The Communist Party of China, like any organization, is manned by people, and people are liable to make mistakes. But over the years, the CPC has shown its ability to self-correct. Today, China’s Constitution has had a number of notable amendments, including the 1988 amendment that affirmed the legal status of the private sector, the 1993 amendment that declared China will practice a market economy instead of a planned economy, and the 1999 amendment that enshrined the guiding role of Deng Xiaoping Theory and stipulated that the rule of law is a national policy.
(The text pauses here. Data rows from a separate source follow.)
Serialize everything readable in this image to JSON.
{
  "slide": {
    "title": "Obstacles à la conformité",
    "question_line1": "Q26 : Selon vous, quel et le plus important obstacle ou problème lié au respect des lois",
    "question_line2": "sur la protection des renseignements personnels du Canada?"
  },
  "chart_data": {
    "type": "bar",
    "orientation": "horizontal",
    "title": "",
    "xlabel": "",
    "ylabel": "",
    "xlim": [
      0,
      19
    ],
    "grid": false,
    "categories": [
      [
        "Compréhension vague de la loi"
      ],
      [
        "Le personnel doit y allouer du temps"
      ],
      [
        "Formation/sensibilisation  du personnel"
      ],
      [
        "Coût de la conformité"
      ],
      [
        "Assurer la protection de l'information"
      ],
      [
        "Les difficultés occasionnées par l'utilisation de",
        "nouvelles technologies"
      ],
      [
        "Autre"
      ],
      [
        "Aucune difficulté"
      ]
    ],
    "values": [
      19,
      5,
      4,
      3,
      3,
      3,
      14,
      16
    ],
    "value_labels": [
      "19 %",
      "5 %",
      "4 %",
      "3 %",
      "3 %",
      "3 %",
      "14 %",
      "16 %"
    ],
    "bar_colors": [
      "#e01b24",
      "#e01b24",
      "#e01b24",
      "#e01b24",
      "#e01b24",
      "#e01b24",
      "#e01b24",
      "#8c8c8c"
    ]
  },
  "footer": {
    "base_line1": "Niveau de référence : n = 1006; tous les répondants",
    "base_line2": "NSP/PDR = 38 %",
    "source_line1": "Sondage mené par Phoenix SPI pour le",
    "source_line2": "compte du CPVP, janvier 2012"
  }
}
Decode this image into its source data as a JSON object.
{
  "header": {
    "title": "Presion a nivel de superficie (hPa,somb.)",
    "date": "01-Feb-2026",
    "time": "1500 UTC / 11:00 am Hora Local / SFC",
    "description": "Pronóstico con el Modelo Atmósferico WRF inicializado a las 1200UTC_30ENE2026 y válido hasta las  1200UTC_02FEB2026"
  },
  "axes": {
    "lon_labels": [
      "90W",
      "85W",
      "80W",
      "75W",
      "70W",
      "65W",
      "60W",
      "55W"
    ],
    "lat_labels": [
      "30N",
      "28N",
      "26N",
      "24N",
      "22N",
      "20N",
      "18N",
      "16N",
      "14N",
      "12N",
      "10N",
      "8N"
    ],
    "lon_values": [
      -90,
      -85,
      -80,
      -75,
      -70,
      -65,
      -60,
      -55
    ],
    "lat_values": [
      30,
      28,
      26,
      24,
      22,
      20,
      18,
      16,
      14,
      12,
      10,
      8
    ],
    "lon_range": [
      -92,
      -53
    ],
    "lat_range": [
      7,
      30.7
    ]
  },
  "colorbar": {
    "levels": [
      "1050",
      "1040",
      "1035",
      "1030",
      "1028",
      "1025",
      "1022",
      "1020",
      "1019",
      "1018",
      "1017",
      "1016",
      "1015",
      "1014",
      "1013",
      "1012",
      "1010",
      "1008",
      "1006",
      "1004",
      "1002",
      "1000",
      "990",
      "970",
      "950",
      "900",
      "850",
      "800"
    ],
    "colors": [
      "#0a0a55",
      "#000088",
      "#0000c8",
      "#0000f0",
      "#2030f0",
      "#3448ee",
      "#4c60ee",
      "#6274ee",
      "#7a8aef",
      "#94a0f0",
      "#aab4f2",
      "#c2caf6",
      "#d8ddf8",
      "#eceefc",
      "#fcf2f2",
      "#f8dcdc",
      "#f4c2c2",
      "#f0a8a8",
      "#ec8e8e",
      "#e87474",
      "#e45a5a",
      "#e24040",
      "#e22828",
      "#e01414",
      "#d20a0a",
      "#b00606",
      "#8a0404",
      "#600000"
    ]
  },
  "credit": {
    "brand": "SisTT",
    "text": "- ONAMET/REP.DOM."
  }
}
The 2004 amendment stipulated that going forward, the CPC is subject to The Thought of Three Represents and clearly states that “private property obtained legally shall not be violated”. 

Some people are appalled by the allusion that the CPC leads the judiciary system and is thus “above the law”. If we understand The Three Represents, this is nothing strange. In China, every individual is subject to the rule of law and no one is above the law. However, the law serves the public interest. What the CPC represents — namely, the public interest — must be above the law. 

Finally, in 2018, Xi Jinping Thought on Socialism with Chinese Characteristics for a New Era was also written into the Chinese Constitution. This is yet another constraint on government power. Xi Jinping Thought includes 14-point fundamental principles including “exercising full and rigorous governance over the Party”. Party members must devote themselves to the vision of national rejuvenation and common prosperity, and must never abuse the power vested in them by the people. 

The author is the director of the Pan Sutong Shanghai-Hong Kong Economic Policy Research Institute, Lingnan University.

The views do not necessarily reflect those of China Daily.